Я хохотал, по привычке оглядываясь на кровати дедов. Мне хотелось совсем другого. Почти каждый вечер я рисовал себе, а потом и Сереге, одну картину: по дембелю я в парадке, с полной грудью значков – будут ведь у меня и значки к тому времени, – и покупаю двадцать один тюльпан, и встречаю ее утром на проходной, и в кармане у меня куплен билет домой, все! И все кругом обалдевают. И я ей говорю: «Здравствуйте, Наташа, извините, бога ради, что я задержал вас, я хочу вам сказать, что полтора года служил в этой части и полтора года видел вас, хоть иногда. Я, быть может, нескромно смотрел на вас, простите. Знаю одно: я больше никогда не увижу вас в жизни, мой дом далеко, вы меня видите в первый и последний раз, но я хочу, чтобы вы знали, что полтора года вы были для меня символом всего самого светлого, чистого, святого. Вы помогали мне жить, выжить, сами не зная об этом. Когда я видел вас, я становился человеком и мог все. Спасибо вам». И она будет грустно-грустно на меня смотреть, и рот ее будет, как мак на ветру, и она, может, первый раз в жизни задумается: не прошло ли в ее жизни что-то мимо, может, первый раз в жизни подумает, что, может, зря были когда-то разорваны на половые тряпки алые паруса, и расстреляны мечты на перевалах быта, и прерван полет, и кончена песня – ну, в общем, всякая ерунда, которая лезет в голову салабону при расслаблении. А потом она скажет что-то такое, о чем думать страшно, или просто поцелует так быстро, или вдруг даст адрес, чтоб написать, если судьба еще приведет, а она приведет, когда я буду уже, ого, кем я буду тогда… Ну и так далее. Мы стали шнурками – мы разогнулись.

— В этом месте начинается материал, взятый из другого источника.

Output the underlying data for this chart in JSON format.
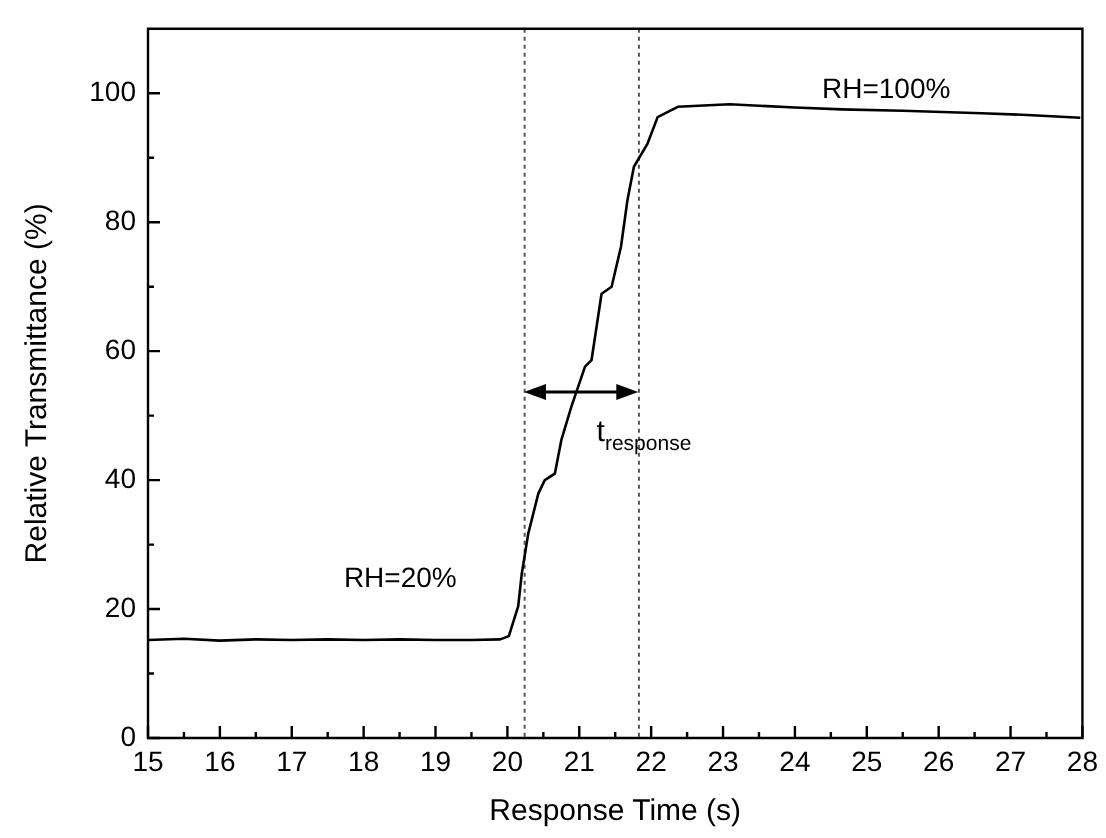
{
  "chart_data": {
    "type": "line",
    "xlabel": "Response Time (s)",
    "ylabel": "Relative Transmittance (%)",
    "x": [
      15,
      15.5,
      16,
      16.5,
      17,
      17.5,
      18,
      18.5,
      19,
      19.5,
      19.9,
      20.02,
      20.15,
      20.2,
      20.29,
      20.43,
      20.52,
      20.66,
      20.75,
      20.89,
      21.08,
      21.17,
      21.31,
      21.45,
      21.58,
      21.67,
      21.76,
      21.95,
      22.09,
      22.37,
      23.09,
      24,
      24.65,
      25.5,
      26.6,
      27.3,
      27.97
    ],
    "series": [
      {
        "color": "#000000",
        "values": [
          15.2,
          15.4,
          15.1,
          15.3,
          15.2,
          15.3,
          15.2,
          15.3,
          15.2,
          15.2,
          15.3,
          15.8,
          20.4,
          25.5,
          31.7,
          37.9,
          40,
          41,
          46.2,
          51.4,
          57.6,
          58.6,
          68.9,
          70,
          76.2,
          83.4,
          88.6,
          92.2,
          96.3,
          97.9,
          98.3,
          97.8,
          97.5,
          97.3,
          96.9,
          96.6,
          96.2
        ]
      }
    ],
    "xlim": [
      15,
      28
    ],
    "ylim": [
      0,
      110
    ],
    "xticks": [
      15,
      {
        "value": 15.5,
        "label": null
      },
      16,
      {
        "value": 16.5,
        "label": null
      },
      17,
      {
        "value": 17.5,
        "label": null
      },
      18,
      {
        "value": 18.5,
        "label": null
      },
      19,
      {
        "value": 19.5,
        "label": null
      },
      20,
      {
        "value": 20.5,
        "label": null
      },
      21,
      {
        "value": 21.5,
        "label": null
      },
      22,
      {
        "value": 22.5,
        "label": null
      },
      23,
      {
        "value": 23.5,
        "label": null
      },
      24,
      {
        "value": 24.5,
        "label": null
      },
      25,
      {
        "value": 25.5,
        "label": null
      },
      26,
      {
        "value": 26.5,
        "label": null
      },
      27,
      {
        "value": 27.5,
        "label": null
      },
      28
    ],
    "yticks": [
      0,
      {
        "value": 10,
        "label": null
      },
      20,
      {
        "value": 30,
        "label": null
      },
      40,
      {
        "value": 50,
        "label": null
      },
      60,
      {
        "value": 70,
        "label": null
      },
      80,
      {
        "value": 90,
        "label": null
      },
      100
    ],
    "ref_lines": [
      {
        "axis": "x",
        "value": 20.24,
        "color": "#555555",
        "line_style": "dotted"
      },
      {
        "axis": "x",
        "value": 21.83,
        "color": "#555555",
        "line_style": "dotted"
      }
    ],
    "annotations": [
      "RH=20%",
      "RH=100%",
      {
        "text": "t$_{response}$",
        "x": 21.9,
        "y": 46
      }
    ],
    "grid": false,
    "legend": false,
    "marker": "none",
    "line_style": "solid"
  }
}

Мы стали улыбаться, жить. Все бы хорошо, да ночью меня позвали в туалет, и четыре дедушки укоризненно заметили, что, по их наблюдениям, я принципиально не припахиваю стукача Раскольникова – что я могу сказать по этому поводу?

По этому поводу я молчал.

Тогда меня спросили: так может, я хочу присоединиться к Раскольникову и ему будет все веселей? Нет, сказал я. Нет, я свое отпахал честно. А может быть, спросили у меня, я вообще салабонов припахивать не собираюсь и пальцем не трону? Нет, ответил я, нет – салабонов я припахивать буду и мочить буду тоже, еще как… Разговор принимал затяжной характер, что ничего славного мне не обещало.

Тут в туалет зашли Серега Баринцов и Петренко и встали со мной рядом. Чего, шнурье, пришли, спросили у них. Ничего, сказали они, постоять, покурить, положено это нам по сроку службы. Ну-ну, сказали дедушки, живите, как хотите, шнурье вонючее, но чтобы Раскольников пахал и порядочек в роте был. Дедушки уползли, а Серега просто обнял меня, и я почувствовал себя счастливым оттого, что кончилось мое салабонство, что будет у меня все здорово, что есть на свете женщина с солнечным именем Наташа и солнечными, живыми волосами, что на дворе уже осень, и все остальное здорово.

– Дураки, – сказал нам Петренко, надув усы (шнуркам усы уже полагались).

Дни пошли быстрее. Нашего Раскольникова я видел редко, да и не хотелось его замечать – ничего отрадного в этом живом напоминании о близком прошлом ни для меня, ни для кого из новых шнурков не было.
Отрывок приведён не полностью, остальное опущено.